Cyrus was genuinely extraordinary: founder of the largest empire the world had yet seen, author of a repatriation policy that redirected the course of Jewish history, and — fairly noted — badly under-credited in the popular Western imagination. All of that is real, and none of it requires the legends. What the legends do is the opposite of honoring him: they bury the actual man under whatever each tradition needed him to be. The honest Cyrus is neither the bloodless saint nor anyone’s theological prop. He is a formidable, pragmatic empire-builder, and the most respectful thing one can do with him is take the masks off — including the ones offered in admiration.


Notes

[^1]: On the fall of Astyages (c. 550 BCE) and the capture of Ecbatana, see Encyclopaedia Iranica, “Cyrus iii. Cyrus II The Great,” and Pierre Briant, From Cyrus to Alexander: A History of the Persian Empire, trans. P. T. Daniels (Winona Lake, IN: Eisenbrauns, 2002).

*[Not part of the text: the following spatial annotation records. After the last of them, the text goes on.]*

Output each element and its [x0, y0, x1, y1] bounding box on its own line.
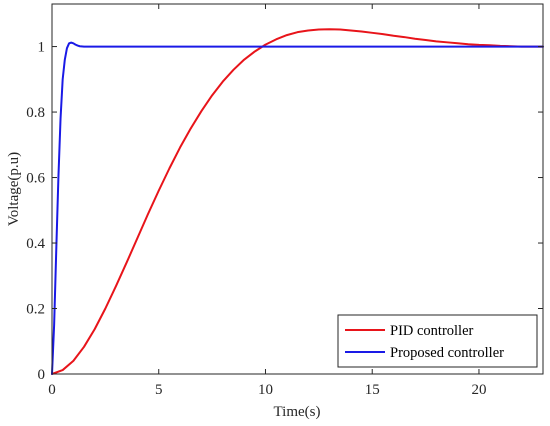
x-tick-label: 0: [48, 382, 56, 398]
axes-layer: [51, 3, 544, 375]
x-tick-label: 5: [155, 382, 163, 398]
x-tick-label: 10: [258, 382, 273, 398]
y-tick-label: 0.2: [26, 302, 45, 318]
y-tick-label: 0.4: [26, 236, 45, 252]
legend-label-pid: PID controller: [390, 323, 474, 339]
plot-frame: [51, 3, 544, 375]
x-axis-label: Time(s): [274, 404, 321, 420]
y-tick-label: 0.6: [26, 171, 45, 187]
x-tick-label: 15: [365, 382, 380, 398]
y-axis-label: Voltage(p.u): [6, 152, 22, 226]
y-tick-label: 1: [38, 40, 46, 56]
legend: PID controller Proposed controller: [337, 314, 538, 368]
series-line-pid: [51, 28, 544, 375]
x-tick-label: 20: [471, 382, 486, 398]
legend-box: [337, 314, 538, 368]
series-line-proposed: [51, 41, 544, 375]
y-tick-label: 0: [38, 367, 46, 383]
legend-label-proposed: Proposed controller: [390, 345, 504, 361]
plot-area: [52, 4, 543, 374]
ticks-layer: 0 5 10 15 20 0 0.2 0.4 0.6 0.8 1: [26, 4, 543, 398]
y-tick-label: 0.8: [26, 105, 45, 121]
series-layer: [51, 28, 544, 375]
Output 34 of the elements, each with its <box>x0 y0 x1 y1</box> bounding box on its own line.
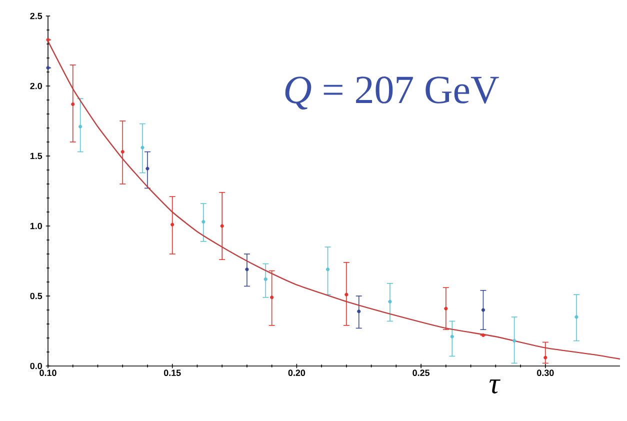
point <box>344 292 348 296</box>
x-tick-label: 0.25 <box>412 370 430 376</box>
point <box>146 166 150 170</box>
x-tick-label: 0.20 <box>288 370 306 376</box>
annotation: Q = 207 GeV <box>285 76 499 110</box>
point <box>270 296 274 300</box>
point <box>326 268 330 272</box>
point <box>357 310 361 314</box>
point <box>71 102 75 106</box>
point <box>388 300 392 304</box>
y-tick-label: 2.0 <box>30 82 42 90</box>
x-axis-title: τ <box>489 379 500 394</box>
point <box>245 268 249 272</box>
point <box>444 306 448 310</box>
point <box>544 356 548 360</box>
point <box>78 124 82 128</box>
y-tick-label: 0.0 <box>30 362 42 370</box>
x-tick-label: 0.15 <box>164 370 181 376</box>
point <box>202 220 206 224</box>
point <box>120 150 124 154</box>
y-tick-label: 0.5 <box>30 292 42 300</box>
x-tick-label: 0.10 <box>40 370 56 376</box>
y-tick-label: 1.0 <box>30 222 42 230</box>
point <box>220 224 224 228</box>
x-tick-label: 0.30 <box>537 370 554 376</box>
y-tick-label: 1.5 <box>30 152 42 160</box>
point <box>512 339 516 343</box>
y-tick-label: 2.5 <box>30 12 42 20</box>
point <box>574 315 578 319</box>
point <box>450 334 454 338</box>
point <box>481 308 486 312</box>
point <box>140 146 144 150</box>
point <box>170 222 174 226</box>
point <box>264 277 268 281</box>
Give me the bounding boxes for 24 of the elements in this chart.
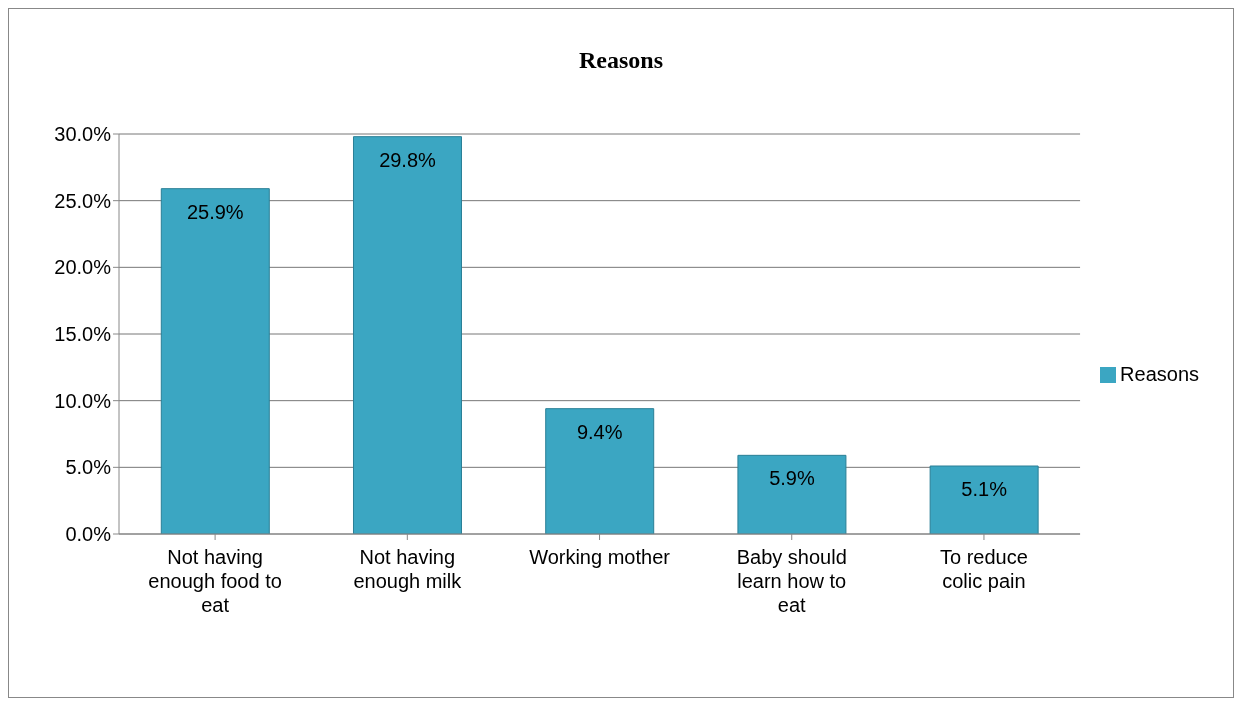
chart-title: Reasons (578, 47, 664, 74)
bar (353, 136, 462, 534)
legend-label: Reasons (1120, 362, 1199, 385)
x-tick-label: Baby should learn how to eat (736, 546, 847, 616)
y-tick-label: 20.0% (54, 256, 112, 279)
y-tick-label: 25.0% (54, 189, 112, 212)
x-tick-label: To reduce colic pain (940, 546, 1028, 592)
y-tick-label: 15.0% (54, 323, 112, 346)
x-tick-label: Working mother (529, 546, 671, 568)
text: 25.9% (186, 200, 244, 223)
y-tick-label: 10.0% (54, 389, 112, 412)
y-tick-label: 30.0% (54, 123, 112, 146)
bar (160, 188, 270, 534)
text: 5.9% (769, 467, 815, 490)
text: 5.1% (961, 478, 1007, 500)
text: 29.8% (379, 148, 436, 171)
text: 9.4% (576, 420, 623, 443)
y-tick-label: 5.0% (65, 456, 112, 479)
bar (545, 408, 655, 534)
y-tick-label: 0.0% (65, 523, 112, 546)
x-tick-label: Not having enough food to eat (148, 546, 282, 616)
bar (737, 454, 847, 534)
x-tick-label: Not having enough milk (353, 546, 463, 592)
bar (929, 465, 1039, 534)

[^2]: Herodotus, Histories 1.76–86; Encyclopaedia Iranica, “Cyrus iii.”

[^3]: On the capture of Babylon (October 539 BCE) and Nabonidus, see the Nabonidus Chronicle and the Cyrus Cylinder; cf. Briant, From Cyrus to Alexander.

[^4]: Herodotus, Histories 1.201–214; Xenophon’s Cyropaedia gives a peaceful death and Ctesias differs again — the divergence is itself a measure of the legendary overlay.

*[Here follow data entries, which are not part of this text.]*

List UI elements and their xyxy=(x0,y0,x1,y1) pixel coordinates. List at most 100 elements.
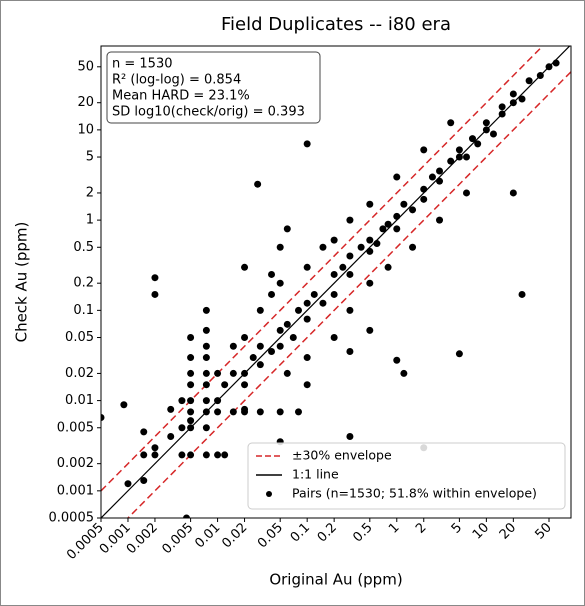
point xyxy=(151,444,159,452)
y-axis-label: Check Au (ppm) xyxy=(13,222,31,343)
axes-box xyxy=(100,45,572,519)
point xyxy=(489,130,497,138)
point xyxy=(319,299,327,307)
point xyxy=(276,342,284,350)
point xyxy=(101,413,105,421)
point xyxy=(202,381,210,389)
point xyxy=(498,103,506,111)
point xyxy=(303,299,311,307)
point xyxy=(366,247,374,255)
point xyxy=(221,381,229,389)
point xyxy=(366,279,374,287)
y-tick-label: 0.05 xyxy=(65,330,94,345)
point xyxy=(366,326,374,334)
y-tick-label: 20 xyxy=(77,95,94,110)
point xyxy=(187,417,195,425)
point xyxy=(151,274,159,282)
point xyxy=(339,263,347,271)
point xyxy=(276,279,284,287)
point xyxy=(256,306,264,314)
point xyxy=(229,369,237,377)
point xyxy=(187,451,195,459)
point xyxy=(346,270,354,278)
point xyxy=(400,200,408,208)
point xyxy=(366,236,374,244)
legend-label: ±30% envelope xyxy=(292,448,392,463)
point xyxy=(420,185,428,193)
point xyxy=(202,424,210,432)
point xyxy=(151,290,159,298)
y-tick-label: 0.001 xyxy=(57,483,94,498)
identity-line xyxy=(101,46,571,518)
point xyxy=(202,354,210,362)
point xyxy=(241,369,249,377)
point xyxy=(202,451,210,459)
point xyxy=(294,408,302,416)
point xyxy=(393,173,401,181)
y-tick-label: 0.5 xyxy=(73,240,94,255)
legend-label: 1:1 line xyxy=(292,467,339,482)
stats-box xyxy=(106,51,321,124)
point xyxy=(462,189,470,197)
point xyxy=(346,252,354,260)
point xyxy=(187,354,195,362)
point xyxy=(436,177,444,185)
point xyxy=(178,424,186,432)
point xyxy=(256,408,264,416)
point xyxy=(187,408,195,416)
point xyxy=(509,90,517,98)
point xyxy=(283,320,291,328)
point xyxy=(420,195,428,203)
point xyxy=(214,369,222,377)
point xyxy=(366,200,374,208)
point xyxy=(151,451,159,459)
y-tick-label: 0.002 xyxy=(57,456,94,471)
point xyxy=(518,290,526,298)
point xyxy=(545,63,553,71)
point xyxy=(268,290,276,298)
point xyxy=(346,216,354,224)
point xyxy=(447,119,455,127)
point xyxy=(202,306,210,314)
point xyxy=(187,381,195,389)
point xyxy=(509,99,517,107)
point xyxy=(379,225,387,233)
point xyxy=(319,243,327,251)
point xyxy=(357,243,365,251)
legend-box xyxy=(247,442,566,510)
point xyxy=(120,401,128,409)
point xyxy=(241,263,249,271)
point xyxy=(268,270,276,278)
point xyxy=(552,59,560,67)
point xyxy=(202,408,210,416)
point xyxy=(346,306,354,314)
point xyxy=(462,153,470,161)
point xyxy=(214,397,222,405)
point xyxy=(447,157,455,165)
point xyxy=(140,451,148,459)
point xyxy=(330,236,338,244)
point xyxy=(202,326,210,334)
point xyxy=(214,451,222,459)
point xyxy=(436,216,444,224)
point xyxy=(289,334,297,342)
point xyxy=(536,72,544,80)
y-tick-label: 0.02 xyxy=(65,366,94,381)
y-tick-label: 2 xyxy=(86,185,94,200)
point xyxy=(187,334,195,342)
point xyxy=(202,342,210,350)
point xyxy=(140,477,148,485)
point xyxy=(283,225,291,233)
point xyxy=(276,243,284,251)
point xyxy=(183,514,190,518)
point xyxy=(393,356,401,364)
point xyxy=(330,270,338,278)
plot-content xyxy=(101,46,571,518)
point xyxy=(409,206,417,214)
point xyxy=(202,369,210,377)
point xyxy=(303,140,311,148)
point xyxy=(303,263,311,271)
point xyxy=(346,433,354,441)
point xyxy=(167,405,175,413)
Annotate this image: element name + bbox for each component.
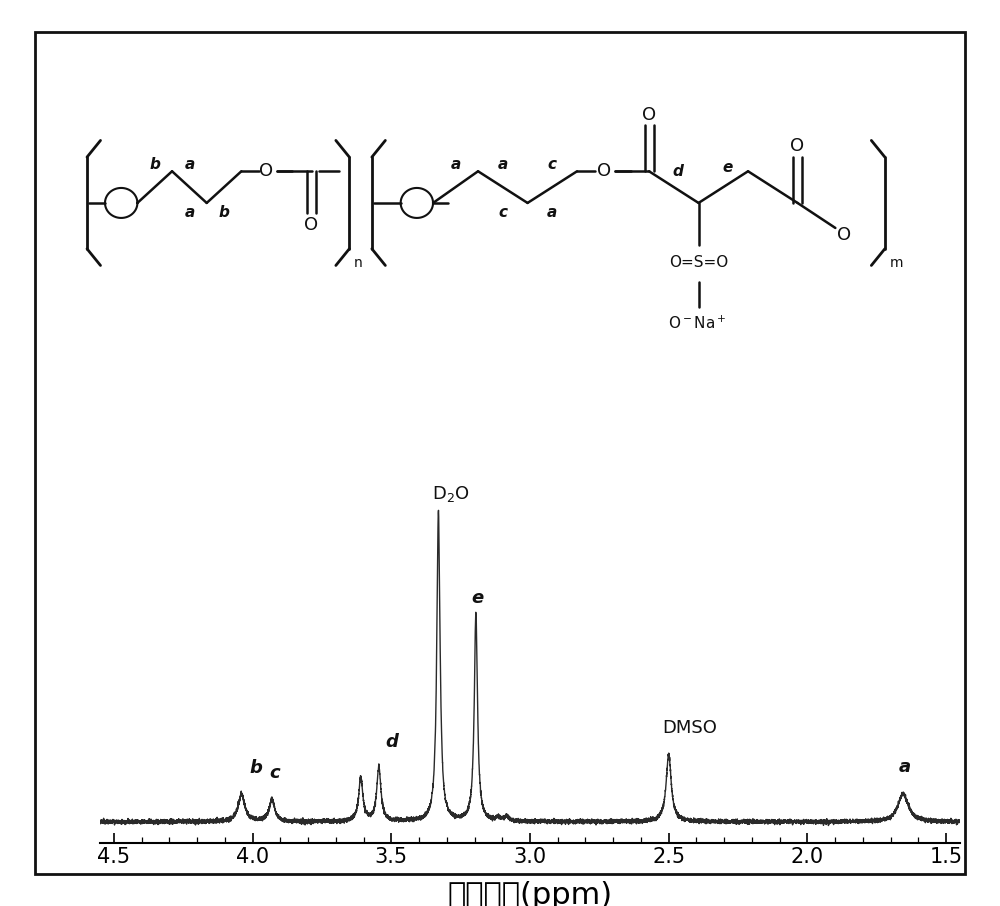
Text: d: d [673,164,684,178]
Text: a: a [547,206,557,220]
Text: D$_2$O: D$_2$O [432,484,470,504]
Text: O: O [304,217,319,235]
Text: c: c [269,764,280,782]
Text: a: a [899,758,911,776]
Text: b: b [250,759,263,776]
Text: DMSO: DMSO [663,719,717,737]
Text: a: a [498,157,508,172]
Text: O: O [259,162,274,180]
Text: e: e [723,159,733,175]
Text: m: m [889,256,903,270]
Text: d: d [386,733,399,751]
Text: b: b [149,157,160,172]
Text: O=S=O: O=S=O [669,255,728,271]
Text: O: O [790,138,805,155]
Text: c: c [548,157,557,172]
Text: c: c [498,206,507,220]
Text: a: a [450,157,461,172]
Text: n: n [354,256,363,270]
Text: b: b [219,206,229,220]
Text: a: a [184,157,194,172]
Text: O: O [642,106,656,123]
Text: O: O [597,162,611,180]
Text: a: a [184,206,194,220]
Text: O: O [837,226,851,244]
Text: e: e [471,589,483,607]
Text: O$^-$Na$^+$: O$^-$Na$^+$ [668,315,726,333]
X-axis label: 化学位移(ppm): 化学位移(ppm) [447,882,613,906]
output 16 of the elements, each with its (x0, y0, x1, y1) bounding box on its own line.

[^5]: On Pasargadae and the surviving tomb, see World History Encyclopedia, “Cyrus the Great,” and the archaeological literature on the site.

[^6]: On the primary cuneiform sources, see Amélie Kuhrt, The Persian Empire: A Corpus of Sources from the Achaemenid Period (London: Routledge, 2007).

[^7]: Kuhrt, “The Cyrus Cylinder and Achaemenid Imperial Policy,” Journal for the Study of the Old Testament 25 (1983): 83–97.

[^8]: Herodotus, Histories 1.107–130; on the exposed-infant motif as a borrowed legendary pattern (cf. Sargon of Akkad), see standard commentary on Herodotus Book 1.

[^9]: Encyclopaedia Iranica, “Cyropaedia,” on its character as a vie romancée with little reliable historical content.

[^10]: Isaiah 44:28; 45:1; Ezra 1:1–4; cf. 2 Chronicles 36:22–23.

[^11]: On Nabonidus’s promotion of Sîn, his years at Tayma, and his alienation of the Marduk priesthood, see Briant, From Cyrus to Alexander, and the Verse Account of Nabonidus.

[^12]: On the Nabonidus Chronicle’s use of a term for killing/massacre regarding the aftermath at Babylon, applied to the populace rather than soldiers, see J. Lendering, “Cyrus the Great,” Livius.org, summarizing the Chronicle.

[^13]: Kuhrt, “The Cyrus Cylinder and Achaemenid Imperial Policy” (1983).

[^14]: On the 1971 “human rights” framing and the doctored UN translation, see World History Encyclopedia, “The Cyrus Cylinder.”

[^15]: Mary Boyce, A History of Zoroastrianism, vol. 2 (Leiden: Brill, 1982), on the fire installations and tomb at Pasargadae and the presence of magi.

[^16]: On Darius I’s explicit invocation of Ahura Mazda at Behistun and the resulting uncertainty about Cyrus’s affiliation, see Encyclopaedia Iranica, “Achaemenid Religion,” and Briant, From Cyrus to Alexander.

[^17]: Arrian, Anabasis 6.29 (Alexander at Cyrus’s tomb).

[^18]: On the reception and mythologizing of Cyrus across Greek, Jewish, and modern Iranian memory, see the scholarship on “the Cyrus myth.”